Due to the the sheer size and range of the different model numbers, we have separated the guide out into each series. Click on the series number below to see the detailed table guide for all the individual models within that series. Included on this page is a brief history of Levi's jeans and explanations of some of the less obvious headings on the table guide.
PLEASE NOTE, THIS IS A WORK IN PROGRESS, SOME SERIES NUMBERS ARE STILL TO BE UPDATED OR ACTIVATED.
|100 Series||400 Series||700 Series|
|200 Series||500 Series||800 Series|
|300 Series||600 Series||900 Series|
Understanding the Guide
This guide is by no means exhaustive but it is a work in progress and we will update it as and when we come across something new. It contains details of all the jeans we have come across while working in the vintage/second hand jeans business. If you have any information you think we may have forgotten or find something that is incorrect feel free to comment.
Please note this guide is based on our opinions and experience having dealt with thousands of pairs of second hand Levi's jeans through our vintage clothing business.

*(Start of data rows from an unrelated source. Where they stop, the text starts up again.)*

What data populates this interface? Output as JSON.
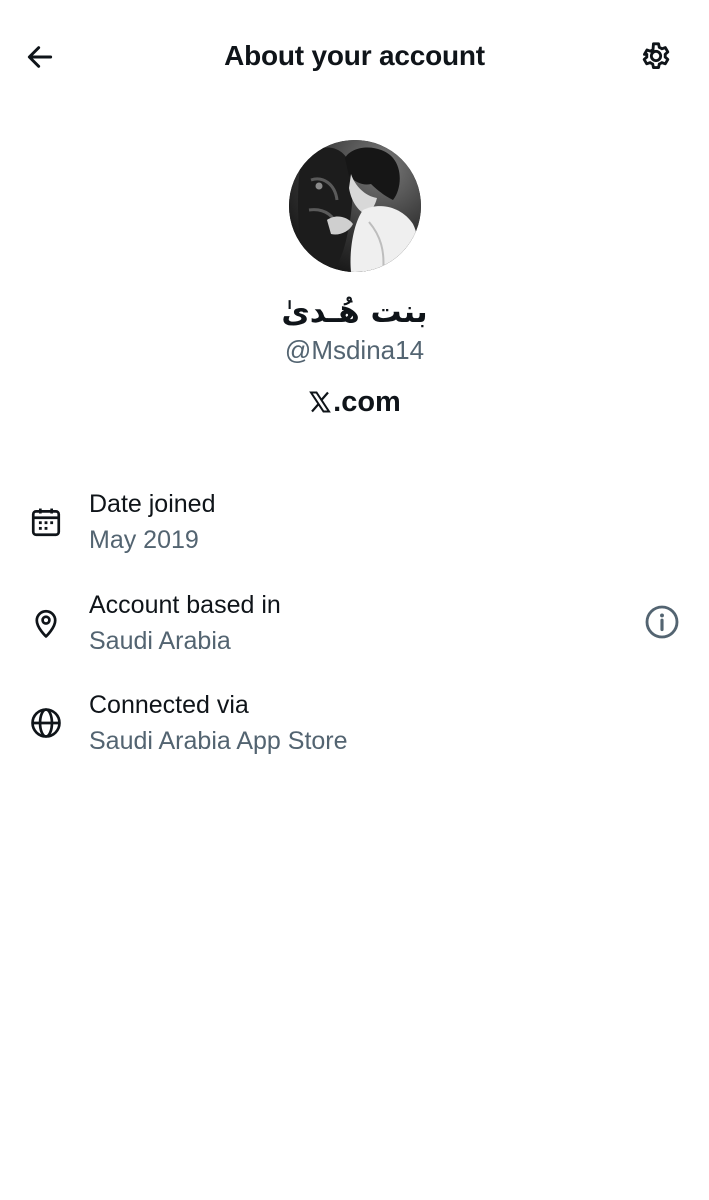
{
  "header": {
    "title": "About your account",
    "back_icon": "arrow-left-icon",
    "settings_icon": "gear-icon"
  },
  "profile": {
    "display_name": "بنت هُـدىٰ",
    "handle": "@Msdina14",
    "platform_suffix": ".com",
    "platform_logo": "x-logo-icon"
  },
  "details": [
    {
      "icon": "calendar-icon",
      "label": "Date joined",
      "value": "May 2019"
    },
    {
      "icon": "location-pin-icon",
      "label": "Account based in",
      "value": "Saudi Arabia",
      "trailing_icon": "info-icon"
    },
    {
      "icon": "globe-icon",
      "label": "Connected via",
      "value": "Saudi Arabia App Store"
    }
  ],
  "colors": {
    "text_primary": "#0f1419",
    "text_secondary": "#536471",
    "background": "#ffffff"
  }
}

We are in no way associated with Levi Strauss the brand or any other sub-brands associated with the company.
This is the model or lot number of the pair of jeans which is used to identify them. On many Levi's jeans the model number is printed on the back badge or tag situated above the back right pocket on the waistband. Many also have the model number printed on labels on the inside of the garment.
This is the style of the jeans ie. Straight leg, bootcut, tapered, loose, etc. Below are brief explanations of the main cut styles.

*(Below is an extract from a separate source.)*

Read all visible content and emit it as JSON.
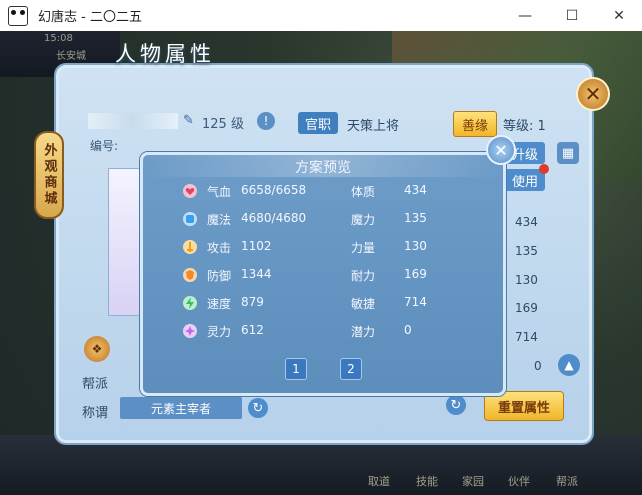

|Straight Leg||Jeans are straight fitting meaning they have a consistent width running down the hem.|
|Bootcut||Cut to flare out slightly towards the lower leg to fit a boot as the name suggests.|
|Tapered||The cut tapers in towards the lower leg and the jeans seem to narrow the closer towards the hem you get.|
|Loose||These are most often also straight leg but the width of the leg is larger so they are obviously baggier than a normal straight leg.|
|Skinny/Slim||This cut is much more modern and is a lot tighter fitting as the name suggests.|
|Comfort||A looser fit not as baggy as a loose fit but giving more room than a normal straight leg jean.|
The rise refers to the distance from the top of the waistband at the front of a pair of jeans to the crotch seam at the top of the inside leg.

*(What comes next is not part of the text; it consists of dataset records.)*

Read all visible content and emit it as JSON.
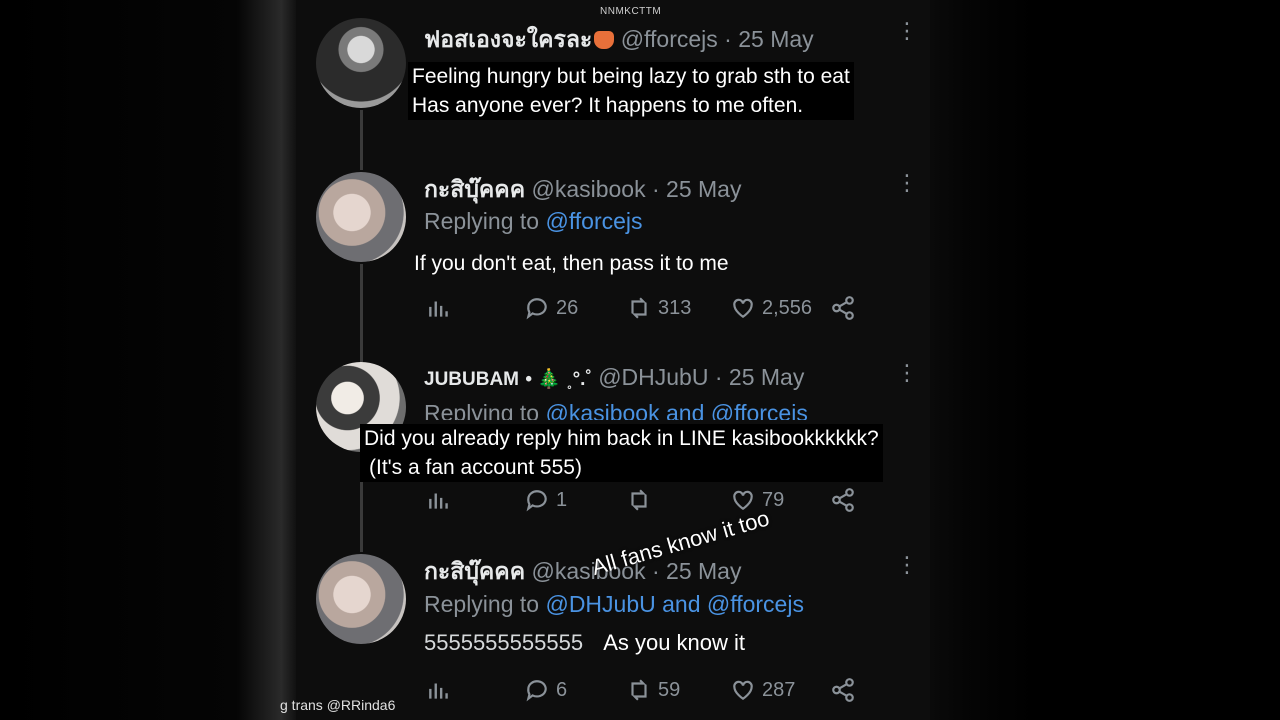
{
  "watermark": "NNMKCTTM",
  "credit": "g trans @RRinda6",
  "tweets": [
    {
      "name": "ฟอสเองจะใครละ",
      "handle": "@fforcejs",
      "date": "25 May",
      "avatar_icon": "profile-photo",
      "translation_line1": "Feeling hungry but being lazy to grab sth to eat",
      "translation_line2": "Has anyone ever? It happens to me often."
    },
    {
      "name": "กะสิบุ๊คคค",
      "handle": "@kasibook",
      "date": "25 May",
      "replying_prefix": "Replying to",
      "replying_to": "@fforcejs",
      "body": "If you don't eat, then pass it to me",
      "stats": {
        "replies": "26",
        "retweets": "313",
        "likes": "2,556"
      }
    },
    {
      "name": "JUBUBAM",
      "name_suffix": "• 🎄 ˳°.˚",
      "handle": "@DHJubU",
      "date": "25 May",
      "replying_prefix": "Replying to",
      "replying_to": "@kasibook and @fforcejs",
      "translation_line1": "Did you already reply him back in LINE kasibookkkkkk?",
      "translation_line2": "(It's a fan account 555)",
      "stats": {
        "replies": "1",
        "likes": "79"
      }
    },
    {
      "name": "กะสิบุ๊คคค",
      "handle": "@kasibook",
      "date": "25 May",
      "replying_prefix": "Replying to",
      "replying_to": "@DHJubU and @fforcejs",
      "body": "5555555555555",
      "translation": "As you know it",
      "stats": {
        "replies": "6",
        "retweets": "59",
        "likes": "287"
      }
    }
  ],
  "sticker_text": "All fans know it too",
  "colors": {
    "mention": "#4a93e3",
    "muted": "#8b9299",
    "background": "#0d0d0d"
  }
}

|High Rise||These are worn high up on the waist, this is the largest proportional measurement from the waistband to the crotch seam.|
|Mid Rise||These fit lower down the waist and there is a smaller proportional measurement from the waistband to the crotch seam.|
|Low Rise||These fit low down on the hips and have a small proportional distance from the waistband to crotch seam.|
We have given each series number an availability score from 1 to 5. This gives an indication of how easy the jeans are to get hold of at present.
|5||Still in mass production|
|4||Still available new, not mass produced|
|3||Production ceased but easily available second hand|
|2||Production ceased, hard to find|
A Brief History of Levis
As you probably already know Levis is a privately owned company which was started by a German born man by the name of Levi Strauss. He moved to America as an 18 year old boy in 1847 to join the family's dry goods wholesale firm. In 1853 he became an American citizen and the same year Levis Strauss & Co was founded. Levi moved from New York to San Francisco to expand his dry goods business and upon arrival he noticed there was a large demand for rugged work pants from the local workers and miners and went about making his now famous jeans. He initially used brown canvas and after exhausting the local canvas supply he sourced a material from France called Serge de Nimes. This was shortened to “de Nimes” and denim was born. Indigo dye was later used to make the jeans blue.
In 1873, he patented the riveting process, along with a tailor called Jacob Davis who came up with the idea, which was used to strengthen the corners of the pockets and stressed areas of the jeans.
In 1890 the patent expired and Levis began using the iconic 501 trademark. In 1902 Levi Strauss died at the age of 73. The famous red tab to the back right pocket was introduced later on in 1936. Levi Strauss experienced massive growth from the early 1960's to the mid 1970's during the so called “blue jeans craze” when jeans flooded into Europe and Asia.
The firm expanded it's product line adding new models and styles including stone washed jeans which it was now able to produce after acquiring Great Western Garment Co, the innovator of the modern “stone washing” technique. As of 2010 the company headquartered in San Francisco, California now has 16,500 employees, 470 company operated stores, and over $4 billion revenue. Levi's today continues to be an innovative leader and trendsetter of American fashion, style and culture.